Skriniar Geleceği Hakkında Konuştu…

Sayılar ve futbolcular arasında mistik bir bağ vardır derler ya, işte Skriniar öyle biri değil! Adamın formasında 37 yazıyor diye kimsede büyü kitabi aramayın. Meğersem bu numarayla büyümüş de, skibidi dans yapar gibi sahada salınmaktaymış. Aynı numarayı daha önce Skrtel giymiş, demek ki Fener’de 37 taşıyan her futbolcu bir çeşit futbol vikingi olmayı planlıyormuş. Gol sevinci mi dediniz? Bakın Charlotte’un favori karakteri varmış, Skriniar da hop diye o sevinci patlatmış. “Kızıma sol kolu, yenisinin yeni koluna atacaktım dövmesi yazıyo’” millet!

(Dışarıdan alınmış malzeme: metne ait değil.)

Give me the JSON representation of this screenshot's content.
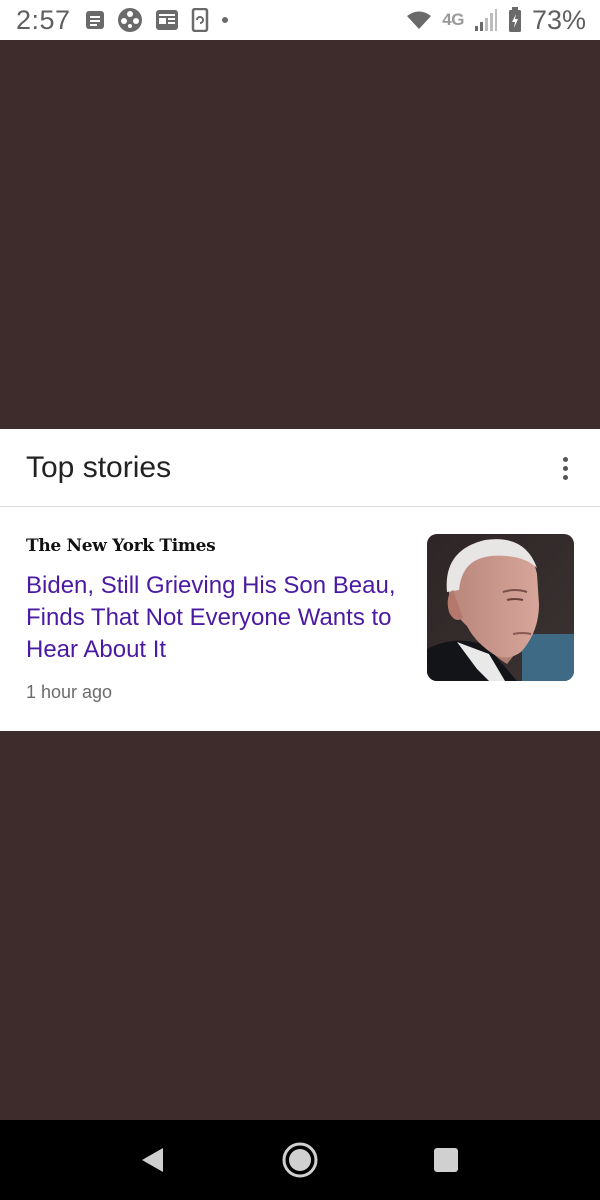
{
  "status_bar": {
    "time": "2:57",
    "network": "4G",
    "battery_percent": "73%",
    "icons": [
      "news-icon",
      "pinwheel-icon",
      "article-icon",
      "sync-icon",
      "dot-icon",
      "wifi-icon",
      "signal-icon",
      "battery-icon"
    ]
  },
  "card": {
    "title": "Top stories",
    "story": {
      "publisher": "The New York Times",
      "headline": "Biden, Still Grieving His Son Beau, Finds That Not Everyone Wants to Hear About It",
      "timestamp": "1 hour ago"
    }
  },
  "nav_bar": {
    "buttons": [
      "back-button",
      "home-button",
      "recents-button"
    ]
  },
  "colors": {
    "background": "#3e2b2b",
    "headline_link": "#4b1aa3",
    "card": "#ffffff"
  }
}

Mourinho derken, yanlış anlaşılmasın, bahsettiğimiz Pelé’nin gölgesinde kalmış bir kahvehane futbol kahramanı. Skriniar, Fenerbahçe’de köşe bucak mutluymuş. Herkesle kanka olmuş, sanki burada “Şampiyonlar Ligi’nde kahvaltıya gelin” diye davetiye dağıtıyor. Takıma yardıma mı geldi, yoksa mutluluk elçiliğine mi terfi etti belli değil! “Kendini geliştiren ruhların mavi sahadaki süvarisiyim” gibi konuşmalara girmiş. Hedef belli, daha iyi, en iyisi olana kadar zıplama! Hıncal Uluç’un ruhu sanki bu cübbeliğinden fırlamış sahaya melek diye zannederdik!

Hani derler ya “ölmek var, dönmek yok” diye, işte Skriniar da o halde! Her maçı kazanmak, Fener aleminin yeni hayat felsefesi olmuş. Adebayor éskâ
i yeni rep parçası ‘Final Haftası’ diye soundtrack olmuş da sezon sonu gelene kadar bütün Fener taraftarı delihaşin olmuş! “8 final haftası kaldı mı” derken, Skriniar ve tayfası destan yazmaya ant içmiş! Adam kırk yıl çalışsa “babacan” der geçer ama sözleşme konusu açılınca tüm takım elbise ile tekneye atlayıp “acaba kalacak mı gidicek mi?” diskosuna döner. Skriniar “Sezon sonu gelince konuşuruz” dediği an, satranç tahtasında bir hamlenin gazıyla coşmuş gibi!